US rapid strike force: How to get there first with the most

How do you speed a large US ground force over 12,000 miles of ocean and air space to the Persian Gulf, and then support it there without permanent land bases nearby?

The problem is confronting the new US military planning group meeting here in an effort to solve it.

Since being formed at this base near Tampa, Fla., March 1, the Rapid Deployment Joint Task Force (RDJTF) -- 253 men and women from the Army, Navy, Air Force, and Marine Corps -- has been puzzling over a solution night and day.

"The Iran hostage crisis is breathing down our necks," says one aide to the RDJTF's Marine commander, Lt. Gen. Paul X. (PX) Kelley. Fighting between Iran and Iraq, which could endanger US oil supplies, and new threats to the lives of US hostages in Tehran have kept up the pressure.

It's still too early, says four-star Army Gen. Volney F. Warner, to tell whether US access to bases in Kenya and somalian, and other facilities closer to the Persian Gulf already being used in Oman, can be of lasting value.

Except at Diego Garcia, in mid-Indian Ocean, the arrangements for US bases have not been finalized. In an interview with ABC News in Washington, Egyptian President Sadat April 9 offered the US bases in Egypt to defend what he called "shaky" Arab regimes in the Gulf. So far, the US has operated only flying radar planes and has no combat planes based in either Egypt or the Gulf region.

General Warner is commander of the older US Readiness Command, of which the new RJDTF is a part. He has long experience in airborne combat and guerrilla-type operations in southeast Asia.

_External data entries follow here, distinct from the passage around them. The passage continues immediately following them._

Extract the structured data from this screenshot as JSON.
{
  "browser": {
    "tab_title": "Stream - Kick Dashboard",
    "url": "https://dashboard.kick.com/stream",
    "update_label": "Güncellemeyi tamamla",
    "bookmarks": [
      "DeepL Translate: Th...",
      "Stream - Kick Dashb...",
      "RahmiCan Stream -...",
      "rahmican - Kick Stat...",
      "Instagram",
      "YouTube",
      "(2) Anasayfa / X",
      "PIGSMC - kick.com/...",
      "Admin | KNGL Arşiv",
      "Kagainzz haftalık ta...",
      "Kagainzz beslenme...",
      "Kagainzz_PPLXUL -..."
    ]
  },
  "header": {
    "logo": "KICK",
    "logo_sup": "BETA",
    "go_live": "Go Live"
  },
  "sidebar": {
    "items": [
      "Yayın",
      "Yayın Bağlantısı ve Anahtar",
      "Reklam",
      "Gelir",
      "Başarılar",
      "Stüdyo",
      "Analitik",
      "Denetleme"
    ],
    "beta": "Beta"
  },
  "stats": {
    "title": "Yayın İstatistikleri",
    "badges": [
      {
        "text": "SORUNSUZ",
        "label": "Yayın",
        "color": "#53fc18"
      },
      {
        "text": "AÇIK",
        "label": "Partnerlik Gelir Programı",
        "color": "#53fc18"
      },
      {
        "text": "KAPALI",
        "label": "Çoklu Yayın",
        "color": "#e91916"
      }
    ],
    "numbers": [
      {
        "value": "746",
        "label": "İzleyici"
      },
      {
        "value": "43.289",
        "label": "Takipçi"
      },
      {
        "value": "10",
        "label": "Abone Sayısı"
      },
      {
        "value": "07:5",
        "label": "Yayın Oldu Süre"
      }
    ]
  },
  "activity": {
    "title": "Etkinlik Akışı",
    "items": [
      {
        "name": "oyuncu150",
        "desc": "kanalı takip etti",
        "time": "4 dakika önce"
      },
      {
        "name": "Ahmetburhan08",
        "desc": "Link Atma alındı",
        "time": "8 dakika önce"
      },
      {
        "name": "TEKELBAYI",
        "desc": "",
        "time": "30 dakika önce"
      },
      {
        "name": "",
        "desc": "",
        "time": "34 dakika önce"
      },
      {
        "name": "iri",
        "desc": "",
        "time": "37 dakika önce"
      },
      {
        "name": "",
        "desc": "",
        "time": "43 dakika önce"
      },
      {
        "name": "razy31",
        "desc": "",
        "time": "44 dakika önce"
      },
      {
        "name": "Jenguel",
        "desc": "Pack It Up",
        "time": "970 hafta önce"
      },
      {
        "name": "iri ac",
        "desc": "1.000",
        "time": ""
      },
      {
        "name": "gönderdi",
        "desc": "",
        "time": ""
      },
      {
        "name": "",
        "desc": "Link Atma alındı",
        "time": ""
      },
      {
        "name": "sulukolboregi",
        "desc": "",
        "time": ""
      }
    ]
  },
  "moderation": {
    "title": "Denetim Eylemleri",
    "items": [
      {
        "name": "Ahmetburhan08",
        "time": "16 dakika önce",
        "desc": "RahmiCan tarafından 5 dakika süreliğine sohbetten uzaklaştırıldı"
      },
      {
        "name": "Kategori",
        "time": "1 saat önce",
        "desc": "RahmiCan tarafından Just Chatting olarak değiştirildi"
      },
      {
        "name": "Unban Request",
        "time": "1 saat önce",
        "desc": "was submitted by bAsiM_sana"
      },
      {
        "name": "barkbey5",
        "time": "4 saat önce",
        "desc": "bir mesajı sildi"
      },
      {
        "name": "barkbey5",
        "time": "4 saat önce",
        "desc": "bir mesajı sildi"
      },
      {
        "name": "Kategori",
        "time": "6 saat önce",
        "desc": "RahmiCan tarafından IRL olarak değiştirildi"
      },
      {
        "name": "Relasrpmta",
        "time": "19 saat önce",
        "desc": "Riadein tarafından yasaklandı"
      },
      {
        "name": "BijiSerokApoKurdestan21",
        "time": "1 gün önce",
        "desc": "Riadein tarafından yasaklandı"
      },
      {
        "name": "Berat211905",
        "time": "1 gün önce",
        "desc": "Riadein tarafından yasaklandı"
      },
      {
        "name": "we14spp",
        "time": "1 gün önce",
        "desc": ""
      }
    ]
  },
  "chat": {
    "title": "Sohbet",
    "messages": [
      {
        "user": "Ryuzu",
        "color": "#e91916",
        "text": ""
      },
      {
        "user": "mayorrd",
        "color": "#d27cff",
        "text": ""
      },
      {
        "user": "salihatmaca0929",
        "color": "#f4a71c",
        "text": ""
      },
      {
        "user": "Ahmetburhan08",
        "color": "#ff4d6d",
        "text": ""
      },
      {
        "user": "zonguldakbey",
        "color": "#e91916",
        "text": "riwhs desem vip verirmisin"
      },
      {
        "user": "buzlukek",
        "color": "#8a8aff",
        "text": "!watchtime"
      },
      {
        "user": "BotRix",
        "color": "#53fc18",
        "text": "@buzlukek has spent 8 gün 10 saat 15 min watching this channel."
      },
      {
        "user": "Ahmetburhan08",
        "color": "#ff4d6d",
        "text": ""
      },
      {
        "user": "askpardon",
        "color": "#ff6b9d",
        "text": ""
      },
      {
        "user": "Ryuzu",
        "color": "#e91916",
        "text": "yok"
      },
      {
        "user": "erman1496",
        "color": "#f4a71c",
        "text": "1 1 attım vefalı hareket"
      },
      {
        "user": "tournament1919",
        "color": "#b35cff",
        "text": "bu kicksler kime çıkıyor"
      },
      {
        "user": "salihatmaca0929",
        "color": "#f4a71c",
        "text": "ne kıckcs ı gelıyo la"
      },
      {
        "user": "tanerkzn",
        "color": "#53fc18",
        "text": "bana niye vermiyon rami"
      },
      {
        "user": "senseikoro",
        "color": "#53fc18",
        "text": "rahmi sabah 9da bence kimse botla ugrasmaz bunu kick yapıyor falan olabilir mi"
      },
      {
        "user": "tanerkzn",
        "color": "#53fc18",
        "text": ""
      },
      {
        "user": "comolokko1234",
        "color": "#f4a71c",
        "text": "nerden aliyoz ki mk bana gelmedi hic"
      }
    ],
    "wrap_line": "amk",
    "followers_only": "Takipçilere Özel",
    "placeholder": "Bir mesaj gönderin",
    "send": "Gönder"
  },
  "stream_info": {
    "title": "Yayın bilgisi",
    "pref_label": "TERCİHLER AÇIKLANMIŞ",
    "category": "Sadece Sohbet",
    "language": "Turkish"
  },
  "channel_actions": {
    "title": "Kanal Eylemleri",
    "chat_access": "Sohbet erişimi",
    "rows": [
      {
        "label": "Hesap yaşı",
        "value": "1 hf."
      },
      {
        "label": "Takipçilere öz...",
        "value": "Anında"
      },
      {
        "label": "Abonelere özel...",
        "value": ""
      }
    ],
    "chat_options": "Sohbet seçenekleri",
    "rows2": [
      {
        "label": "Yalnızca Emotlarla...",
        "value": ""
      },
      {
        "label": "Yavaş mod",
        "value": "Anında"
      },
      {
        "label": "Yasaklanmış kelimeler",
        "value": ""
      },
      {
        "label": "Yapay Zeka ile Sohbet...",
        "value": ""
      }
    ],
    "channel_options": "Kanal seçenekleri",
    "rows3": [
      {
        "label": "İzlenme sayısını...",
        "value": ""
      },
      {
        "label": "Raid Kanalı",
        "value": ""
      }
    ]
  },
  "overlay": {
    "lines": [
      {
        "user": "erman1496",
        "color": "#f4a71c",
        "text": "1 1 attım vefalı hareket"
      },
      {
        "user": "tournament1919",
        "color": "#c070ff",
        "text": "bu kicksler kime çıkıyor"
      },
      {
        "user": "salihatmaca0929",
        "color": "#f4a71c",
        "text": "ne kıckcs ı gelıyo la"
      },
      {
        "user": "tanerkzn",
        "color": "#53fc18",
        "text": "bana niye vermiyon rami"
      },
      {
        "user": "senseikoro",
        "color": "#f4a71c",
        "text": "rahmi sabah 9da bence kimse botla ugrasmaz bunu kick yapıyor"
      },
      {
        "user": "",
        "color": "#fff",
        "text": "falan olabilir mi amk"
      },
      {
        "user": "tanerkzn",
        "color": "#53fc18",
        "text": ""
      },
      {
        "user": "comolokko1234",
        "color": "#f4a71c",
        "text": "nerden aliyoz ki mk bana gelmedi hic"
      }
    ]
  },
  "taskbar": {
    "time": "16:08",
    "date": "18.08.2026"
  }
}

He has done top-level Army planning in Europe and the US, and commanded the XVIII Airborne Corps, which includes the 82nd Airborne division and other US rapid intervention forces.

In an interview with the Monitor, General Warner mapped out these strategic problems for the US:

* It is too late for any massive airborne raid into IRan to rescue the American hostages.

"If you decide the lives of hostages comes first," he says, "that puts you in a situation where you shouldn't repudiate force at the outset. You should wait until later in the game. . . . But I'm confident that we have military organizations that are expert at this [special or covert guerrilla operations], and that we have options."

General Warner did not say so, but the RDJTF could use Army, Marine, Air Force, or Navy special forces with such training.

The US must more clearly define its "vital interests" (President Carter's phrase in his January State of the Union speech) in the Middle East. "If it's the oil-producing area, then we need to circumscribe it, literally, in a military sense."

* US options grow more difficults as the chance of a Soviet response increases. However, many American strategists now argue that even light, token US land forces -- "getting US combat boots on the ground," as General Warner puts it -- would signal to an enemy that the US is physically guarding the area and can only be dislodged at the risk of war.

* Airlift alone to move major US forces to the Persian Gulf would require months. A combination of sea and airlift would require 45 days. "And once forces are there, how do you sustain them?" he asks. "You need about 12 gallons of water alone, per man and per day; and 12 gallons of oil, too."

*Retaining large US land forces in the region requires an immense supply line. "We don't have any readily identifiable new ports, such as we used in Vietnam," recalls General Warner. (Some of these Viet ports now are used by the Soviets for their Indian Ocean supply lines.)

* Personnel replacements would become urgent. "Your men end up looking over their shoulder for help. We get faced with a limited mobilization of reserve and National Guard forces and they're just not adequate to the task."

* Present front-line US armored equipment like the M- 60 main battle tank is too heavy to move easily to the Mideast by air. Since the 1973 Arab-Israel war, Soviet military-aid programs have provided large numbers of high- grade Soviet armor, like the T-62 and T-72 tank and light- armored fighting vehicles, to nearby Soviet friends (like syria) or customers (like Iraq).

The US might meet this threat by using high-technology weapons producing more effect with less weight and bulk, like rocket and laser systems. However, General Warner says: "To send a lighter tank up against a Soviet T-72, just because you can get your light tank there, and have a shootout in which your tank loses its turret, is not going to be very useful either."

A force sent to a remote area like the Gulf, General Warner says, "must be tailored to the mission and potential threat, not to the means used to get there." Prepositioning of equipment on land -- as now is being done on a large scale in NATO Europe -- or on ships in the Indian Ocean, which the Defense Department has promised to do by June, are only "Band-Aids" and poor substitutes for lack of mobility.

To increase mobility, the US must build the proposed new giant CX long-range transport plane, General Warner says. It also needs a fleet of rapid troop and cargo ships, which, like the CX, appear in the proposed five-year US defense plan.

The bottom line, as read from the observations of General Warner and others here, seems to be:

"Don't get involved in any land war in south Asia -- Iran, Pakistan, or the Gulf -- where superior Soviet forces could swiftly and massively respond.

"Do put at least token American land forces on dry land in the area. This would prove that the big seaborne US task force now cruising is not an empty gesture and [some planners believe] could deter possible adversaries, such as Iran, from opening hostilities."